Ken Clarke took a pop at the several hundred Tory careerists who had newly converted to the Brexit cause.

In hindsight, allocating two days to a debate on a 137-word bill drawn up at five minutes’ notice after the supreme court ruling last week might seem to have been at least a day and a half too long. Not because the bill to trigger article 50 was of no importance, but because it gave MPs licence to rehash old speeches and fight battles that had already been long since won and lost. Due process may be a democratic necessity but it’s not always pretty. Or edifying.

“We’ve already reached the point of no return,” David Davis growled. The Brexit secretary’s voice was even croakier than it was last Thursday and he clearly regarded this latest outing at the dispatch box as beyond the call of duty. He still hasn’t quite accepted that he could have saved himself a lot of time and effort had the government agreed to publish a white paper six months ago. But as he was there, he would briefly recap. Brexit meant Brexit and that was that. And by the way we’d also be splitting the Euratom, but there was no cause for alarm as we’d all be dead in the long run anyway.

Keir Starmer, the shadow Brexit secretary, had come dressed as an undertaker. And spoke accordingly. It just wasn’t entirely clear if the requiem was for the country or the Labour party. Both probably. “The bill is short and simple,” he said funereally. “But for the Labour party it is very difficult.” He paused to cross himself. Starmer spelled out Labour’s problems with blocking the bill – two-thirds of Labour MPs represent constituencies that voted to leave – before saying the party would reluctantly back the bill. “It would be nice if there was a bit less gloating from the other side,” he concluded sadly. A few Tories tried not to grin as the Labour coffin was laid to rest.

What fireworks there were came from Ken Clarke, who stopped caring about what anyone in the Tory party thinks about him long ago. First he took a pop at the starry-eyed enthusiasm of the several hundred careerists who had newly converted to the Brexit cause after the referendum. Then he chose to get personal with direct attacks on Boris Johnson and Michael Gove for misleading the country during the referendum campaign. As Boris smirked uneasily, Theresa May sneaked out towards the exit. Just as well, as she was next.

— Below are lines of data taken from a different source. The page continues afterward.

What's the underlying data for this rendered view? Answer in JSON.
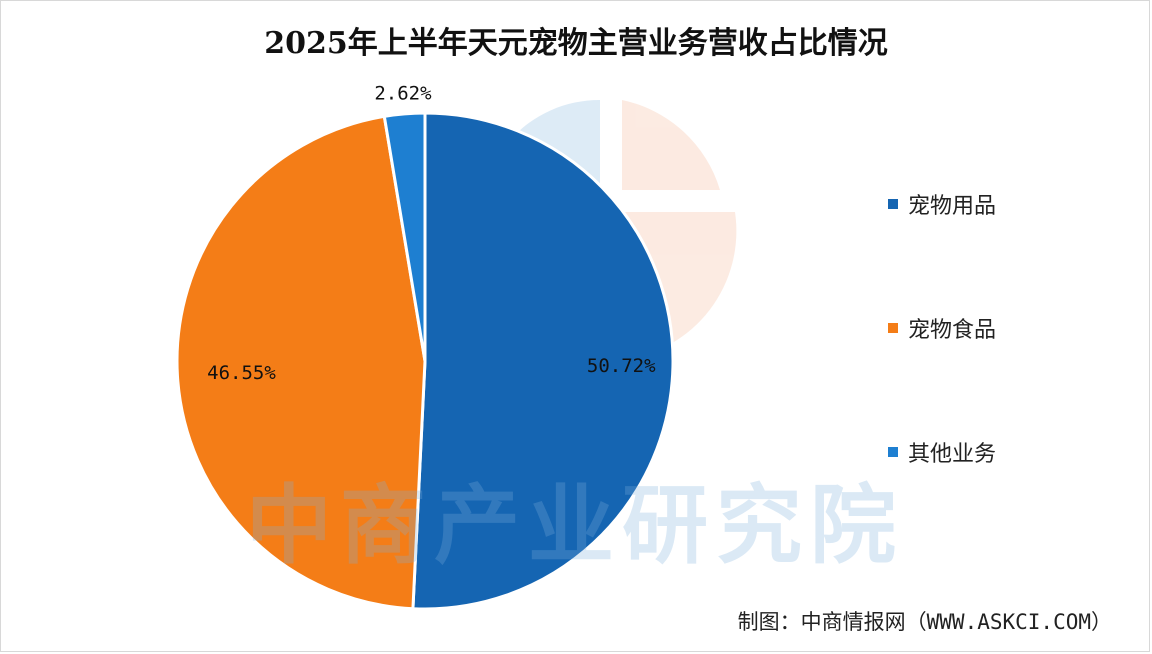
{
  "chart_data": {
    "type": "pie",
    "title": "2025年上半年天元宠物主营业务营收占比情况",
    "slices": [
      {
        "label": "宠物用品",
        "value": 50.72,
        "display": "50.72%",
        "color": "#1565b2"
      },
      {
        "label": "宠物食品",
        "value": 46.55,
        "display": "46.55%",
        "color": "#f47d17"
      },
      {
        "label": "其他业务",
        "value": 2.62,
        "display": "2.62%",
        "color": "#1e7fd1"
      }
    ],
    "legend_position": "right"
  },
  "watermark": "中商产业研究院",
  "source": "制图：中商情报网（WWW.ASKCI.COM）"
}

“Apparently you follow the rabbit down the hole and you emerge in a wonderland where suddenly countries around the world are queuing up to give us trading advantages and access to their markets that previously we had never been able to achieve as part of the European Union,” he said. “Nice men like President Trump and President Erdoğan are just impatient to abandon their normal protectionism and give us access. No doubt there is somewhere a Hatter holding a tea party with a dormouse.”

Not wishing to leave anyone in his own party uninsulted, he ended by saying that Enoch Powell would not feel out of place among the current crop of “mildly anti-immigrant” Tories. He sat down to loud applause from the Labour benches. Clarke had also implied he would be standing down at the next election. If he carries on like this, his leaving do will be a quiet affair.

From there on, it was pretty much business as usual. For the remain side, Hilary Benn was sad and disappointed; Nick Clegg was angry and disappointed; the Scots Nats were just angry and angrier. For the leavers there was the smug satisfaction about being proved right, as it miraculously turned out that they knew exactly why everyone had voted to leave and it had nothing to do with not liking foreigners.

“I’m definitely not anti-immigrant,” Tory Anne Main declared. It was just that there were rather too many of them in the country and it was about time we took back control and threw a few out. Michael Gove was also keen to be taken rather more seriously. If only he was in government he’d definitely make sure the NHS got an extra £350m each week. Worryingly, he even seemed to believe this nonsense. Hanging out with The Donald must have rubbed off on him.

The excitement became almost too much for John Redwood who was almost in tears as he revealed this was the happiest day of his entire life. “If the country had voted to stay in the EU, I would have stood down as an MP at the next election,” he sobbed. If only he’d made that promise before the referendum, the country might just have decided to remain.